Is there a way for the Eastern Europeans to overcome their fear of Russia? Would Russia’s aggressive containment push Moscow and Beijing closer? These are just some of the many questions that impact steps that need to be answered.
Josep Borrell, the EU’s high representative for foreign affairs and security policy, recently reminded everyone that there is a new Europe and warned that there will be no return to the Barack Obama era in trans-Atlantic relations. Whose interests will the trans-Atlantic alliance’s new terms serve primarily? The answer will depend on Russia and Turkey.
I assert that a reset between Turkey and the EU would strengthen the hands of Brussels and Ankara in dealing with Washington. It is true that Biden’s Cabinet picks suggest that Turkey and the United States run into problems regarding the PKK/YPG and the S-400 air defense system. Turkey must be aware of the possibility that Biden will adopt a policy criticizing, or even actively pressuring Ankara.
Patience diplomacy
My previous column stressed the importance of patience and persistent diplomacy. If Brussels jumps on Washington’s bandwagon and auto-enrolls in its misguided policy, Europe’s own interests will be at risk. After all, the Europeans stand to lose the most if tensions are to escalate between Turkey and the Western alliance, a situation which could directly affect counterterrorism, immigration, trade and other issues.
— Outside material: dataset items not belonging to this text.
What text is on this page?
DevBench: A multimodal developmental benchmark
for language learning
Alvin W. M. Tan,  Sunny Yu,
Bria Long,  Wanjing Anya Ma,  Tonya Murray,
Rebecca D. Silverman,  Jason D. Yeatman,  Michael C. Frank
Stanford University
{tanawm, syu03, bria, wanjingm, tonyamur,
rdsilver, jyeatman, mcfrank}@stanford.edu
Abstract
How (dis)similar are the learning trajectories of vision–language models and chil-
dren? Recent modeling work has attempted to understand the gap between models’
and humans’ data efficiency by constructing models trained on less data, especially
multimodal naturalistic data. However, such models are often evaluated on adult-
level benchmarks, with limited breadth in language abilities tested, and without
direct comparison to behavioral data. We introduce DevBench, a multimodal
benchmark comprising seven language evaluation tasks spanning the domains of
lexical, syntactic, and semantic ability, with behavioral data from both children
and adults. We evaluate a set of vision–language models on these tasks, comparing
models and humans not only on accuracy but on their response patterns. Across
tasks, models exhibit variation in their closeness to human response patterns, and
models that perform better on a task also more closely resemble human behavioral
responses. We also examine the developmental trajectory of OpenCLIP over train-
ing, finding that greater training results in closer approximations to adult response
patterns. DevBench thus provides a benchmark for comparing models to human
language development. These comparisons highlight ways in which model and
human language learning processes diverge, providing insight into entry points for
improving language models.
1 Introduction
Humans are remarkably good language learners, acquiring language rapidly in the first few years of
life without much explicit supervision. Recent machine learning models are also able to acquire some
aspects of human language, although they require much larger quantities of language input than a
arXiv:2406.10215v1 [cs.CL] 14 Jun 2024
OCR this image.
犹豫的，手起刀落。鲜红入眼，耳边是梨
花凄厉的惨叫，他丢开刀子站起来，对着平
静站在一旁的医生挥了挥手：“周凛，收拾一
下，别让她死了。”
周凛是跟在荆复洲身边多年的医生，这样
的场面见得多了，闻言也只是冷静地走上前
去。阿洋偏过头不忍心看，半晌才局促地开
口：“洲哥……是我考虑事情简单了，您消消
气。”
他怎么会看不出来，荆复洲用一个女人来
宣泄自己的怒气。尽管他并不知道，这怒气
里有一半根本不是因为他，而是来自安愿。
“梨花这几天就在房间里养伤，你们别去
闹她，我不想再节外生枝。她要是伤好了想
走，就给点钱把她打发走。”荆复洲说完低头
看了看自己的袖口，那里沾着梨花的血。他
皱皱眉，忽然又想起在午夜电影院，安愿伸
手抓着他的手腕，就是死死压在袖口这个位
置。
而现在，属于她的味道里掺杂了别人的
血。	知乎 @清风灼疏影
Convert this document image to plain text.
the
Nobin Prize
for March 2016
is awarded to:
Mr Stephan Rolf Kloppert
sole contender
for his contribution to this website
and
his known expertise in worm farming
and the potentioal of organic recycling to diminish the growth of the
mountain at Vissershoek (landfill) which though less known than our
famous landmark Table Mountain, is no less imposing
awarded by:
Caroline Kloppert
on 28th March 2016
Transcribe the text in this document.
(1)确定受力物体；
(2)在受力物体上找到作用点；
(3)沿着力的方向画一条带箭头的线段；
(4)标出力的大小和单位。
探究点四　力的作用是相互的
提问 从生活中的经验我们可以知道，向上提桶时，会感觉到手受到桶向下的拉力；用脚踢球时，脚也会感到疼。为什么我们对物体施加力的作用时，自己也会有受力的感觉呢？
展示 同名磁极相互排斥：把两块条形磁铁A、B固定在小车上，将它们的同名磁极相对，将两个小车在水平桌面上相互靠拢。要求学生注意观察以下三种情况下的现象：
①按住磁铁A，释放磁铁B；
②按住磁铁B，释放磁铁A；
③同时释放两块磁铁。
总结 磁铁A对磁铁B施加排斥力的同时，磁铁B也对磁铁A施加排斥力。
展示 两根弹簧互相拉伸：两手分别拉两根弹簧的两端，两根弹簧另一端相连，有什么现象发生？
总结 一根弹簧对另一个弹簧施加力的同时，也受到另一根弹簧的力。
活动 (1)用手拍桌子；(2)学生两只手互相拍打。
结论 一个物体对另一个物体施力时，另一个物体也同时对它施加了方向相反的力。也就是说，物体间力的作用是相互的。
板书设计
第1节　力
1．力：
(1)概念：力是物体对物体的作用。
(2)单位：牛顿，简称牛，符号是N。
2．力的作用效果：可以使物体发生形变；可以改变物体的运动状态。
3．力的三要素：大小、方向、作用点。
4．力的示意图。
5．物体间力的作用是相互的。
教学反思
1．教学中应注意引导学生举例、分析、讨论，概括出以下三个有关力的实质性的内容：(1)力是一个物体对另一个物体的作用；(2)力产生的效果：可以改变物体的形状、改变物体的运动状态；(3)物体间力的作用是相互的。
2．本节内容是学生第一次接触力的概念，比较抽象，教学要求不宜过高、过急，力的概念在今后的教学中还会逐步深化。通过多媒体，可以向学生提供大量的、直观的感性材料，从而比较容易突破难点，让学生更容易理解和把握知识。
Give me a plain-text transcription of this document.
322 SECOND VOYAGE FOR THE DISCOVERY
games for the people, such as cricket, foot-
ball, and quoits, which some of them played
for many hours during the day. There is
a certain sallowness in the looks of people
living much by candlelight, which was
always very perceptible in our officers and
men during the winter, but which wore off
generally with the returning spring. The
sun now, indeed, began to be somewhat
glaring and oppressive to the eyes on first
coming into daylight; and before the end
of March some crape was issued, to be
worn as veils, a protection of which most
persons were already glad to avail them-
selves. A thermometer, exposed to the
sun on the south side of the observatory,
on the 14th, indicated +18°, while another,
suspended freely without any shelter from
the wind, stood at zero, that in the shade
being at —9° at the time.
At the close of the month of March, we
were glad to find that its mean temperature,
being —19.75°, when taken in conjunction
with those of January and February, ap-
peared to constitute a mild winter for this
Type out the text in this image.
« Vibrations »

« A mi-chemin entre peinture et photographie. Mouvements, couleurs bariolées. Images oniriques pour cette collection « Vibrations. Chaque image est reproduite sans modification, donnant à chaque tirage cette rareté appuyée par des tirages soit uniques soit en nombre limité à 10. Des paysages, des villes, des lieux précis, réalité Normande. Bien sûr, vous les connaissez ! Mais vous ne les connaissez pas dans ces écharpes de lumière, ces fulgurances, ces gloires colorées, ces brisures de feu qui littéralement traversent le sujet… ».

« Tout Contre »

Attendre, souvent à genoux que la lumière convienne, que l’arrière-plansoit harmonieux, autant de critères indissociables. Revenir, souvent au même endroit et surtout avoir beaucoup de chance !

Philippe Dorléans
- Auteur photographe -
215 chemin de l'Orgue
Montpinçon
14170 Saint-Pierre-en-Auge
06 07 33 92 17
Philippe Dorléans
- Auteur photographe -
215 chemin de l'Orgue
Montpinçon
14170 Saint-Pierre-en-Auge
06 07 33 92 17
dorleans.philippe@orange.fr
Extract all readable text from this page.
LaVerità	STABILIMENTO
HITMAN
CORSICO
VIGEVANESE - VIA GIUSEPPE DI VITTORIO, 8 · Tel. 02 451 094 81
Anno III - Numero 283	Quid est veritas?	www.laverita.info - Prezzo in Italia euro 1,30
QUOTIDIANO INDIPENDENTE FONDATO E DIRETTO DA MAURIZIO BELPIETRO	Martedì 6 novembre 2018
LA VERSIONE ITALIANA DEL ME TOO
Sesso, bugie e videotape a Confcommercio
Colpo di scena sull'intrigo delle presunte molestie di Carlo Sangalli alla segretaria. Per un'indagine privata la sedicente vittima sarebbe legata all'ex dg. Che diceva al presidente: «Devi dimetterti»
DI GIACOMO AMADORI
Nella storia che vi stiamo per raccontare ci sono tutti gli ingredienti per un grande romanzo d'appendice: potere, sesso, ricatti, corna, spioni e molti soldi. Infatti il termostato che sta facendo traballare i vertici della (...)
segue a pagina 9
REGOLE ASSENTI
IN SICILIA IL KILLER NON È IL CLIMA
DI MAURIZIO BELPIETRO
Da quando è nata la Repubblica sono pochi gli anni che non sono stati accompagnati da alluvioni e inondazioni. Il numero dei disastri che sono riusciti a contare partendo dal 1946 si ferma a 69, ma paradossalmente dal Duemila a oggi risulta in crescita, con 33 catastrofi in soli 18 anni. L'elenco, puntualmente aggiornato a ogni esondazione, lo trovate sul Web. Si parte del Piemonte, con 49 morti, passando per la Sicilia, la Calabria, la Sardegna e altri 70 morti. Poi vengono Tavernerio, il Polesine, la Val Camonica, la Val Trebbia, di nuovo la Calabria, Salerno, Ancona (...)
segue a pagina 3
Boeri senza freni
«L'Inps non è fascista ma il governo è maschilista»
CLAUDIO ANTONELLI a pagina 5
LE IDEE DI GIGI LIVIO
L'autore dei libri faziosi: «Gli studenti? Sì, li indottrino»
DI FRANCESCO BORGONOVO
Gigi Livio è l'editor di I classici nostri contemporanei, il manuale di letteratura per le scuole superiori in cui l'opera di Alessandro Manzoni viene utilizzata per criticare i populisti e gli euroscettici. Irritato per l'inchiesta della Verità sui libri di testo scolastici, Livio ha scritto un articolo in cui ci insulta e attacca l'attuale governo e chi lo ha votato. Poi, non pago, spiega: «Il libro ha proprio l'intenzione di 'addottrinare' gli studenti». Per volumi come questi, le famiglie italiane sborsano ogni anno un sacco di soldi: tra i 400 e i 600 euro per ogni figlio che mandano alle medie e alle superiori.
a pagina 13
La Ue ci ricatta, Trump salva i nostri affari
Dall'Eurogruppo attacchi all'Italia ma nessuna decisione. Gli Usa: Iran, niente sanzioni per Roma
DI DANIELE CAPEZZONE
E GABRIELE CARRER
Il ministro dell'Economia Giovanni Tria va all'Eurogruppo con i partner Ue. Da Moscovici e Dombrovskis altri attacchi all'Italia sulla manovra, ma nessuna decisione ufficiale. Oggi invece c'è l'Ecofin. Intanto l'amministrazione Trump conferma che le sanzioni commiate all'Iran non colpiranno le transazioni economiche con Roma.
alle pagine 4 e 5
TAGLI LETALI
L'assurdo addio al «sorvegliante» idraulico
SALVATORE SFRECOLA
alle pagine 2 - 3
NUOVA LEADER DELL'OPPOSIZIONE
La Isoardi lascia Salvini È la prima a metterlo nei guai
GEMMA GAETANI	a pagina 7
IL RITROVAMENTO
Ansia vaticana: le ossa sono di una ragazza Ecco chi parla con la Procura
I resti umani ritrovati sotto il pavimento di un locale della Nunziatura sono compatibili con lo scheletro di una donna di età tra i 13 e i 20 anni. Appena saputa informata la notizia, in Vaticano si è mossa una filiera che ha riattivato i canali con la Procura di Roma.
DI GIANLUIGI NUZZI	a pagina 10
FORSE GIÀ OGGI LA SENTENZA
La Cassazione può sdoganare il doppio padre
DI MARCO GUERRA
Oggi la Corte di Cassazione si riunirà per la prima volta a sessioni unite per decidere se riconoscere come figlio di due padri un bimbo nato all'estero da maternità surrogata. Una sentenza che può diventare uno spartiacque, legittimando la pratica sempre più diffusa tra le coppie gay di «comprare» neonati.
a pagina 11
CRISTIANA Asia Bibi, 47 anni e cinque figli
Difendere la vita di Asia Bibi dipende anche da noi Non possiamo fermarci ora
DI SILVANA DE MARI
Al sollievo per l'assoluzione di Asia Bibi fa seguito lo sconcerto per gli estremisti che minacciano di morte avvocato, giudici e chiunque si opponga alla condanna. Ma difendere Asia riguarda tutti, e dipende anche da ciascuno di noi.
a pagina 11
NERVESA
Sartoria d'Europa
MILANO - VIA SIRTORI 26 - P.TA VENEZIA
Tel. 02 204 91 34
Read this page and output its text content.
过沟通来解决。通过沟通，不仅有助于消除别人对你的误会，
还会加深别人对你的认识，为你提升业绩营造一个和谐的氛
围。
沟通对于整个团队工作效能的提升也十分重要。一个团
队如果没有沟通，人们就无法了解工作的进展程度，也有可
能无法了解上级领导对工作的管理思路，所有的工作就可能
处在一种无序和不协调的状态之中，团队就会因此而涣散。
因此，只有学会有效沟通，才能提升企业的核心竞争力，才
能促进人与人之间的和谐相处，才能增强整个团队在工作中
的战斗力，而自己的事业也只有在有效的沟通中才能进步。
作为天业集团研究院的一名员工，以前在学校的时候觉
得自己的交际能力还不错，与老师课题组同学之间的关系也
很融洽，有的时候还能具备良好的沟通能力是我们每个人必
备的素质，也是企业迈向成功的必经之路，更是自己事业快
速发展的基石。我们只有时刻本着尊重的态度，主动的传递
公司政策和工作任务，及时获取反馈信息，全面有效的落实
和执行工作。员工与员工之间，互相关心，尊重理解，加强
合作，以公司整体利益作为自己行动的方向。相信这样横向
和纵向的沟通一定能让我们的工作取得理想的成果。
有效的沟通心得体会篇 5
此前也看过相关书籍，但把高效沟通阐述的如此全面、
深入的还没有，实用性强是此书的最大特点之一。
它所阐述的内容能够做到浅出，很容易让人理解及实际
Let us recall the Syrian civil war’s impact on Europe – triggering the rise of populism, terror attacks and waves of refugees. Again, Turkey is of vital importance to Washington’s potential plan to contain Russia within the NATO framework.
At the same time, Ankara plays a more prominent role than before in the region spanning from Eastern Europe, the Mediterranean, the Black Sea and the South Caucasus.
There may be tension and turbulence over the next four years, but Turkey has no reason to be pessimistic. The country will still have the opportunity to pursue a balance-of-power policy between the United States, the EU and Russia. That pursuit may be more difficult than in the Trump years, but it is still possible.
Repairing the Turkish-American relationship is my recommendation, but we must be prepared for all options.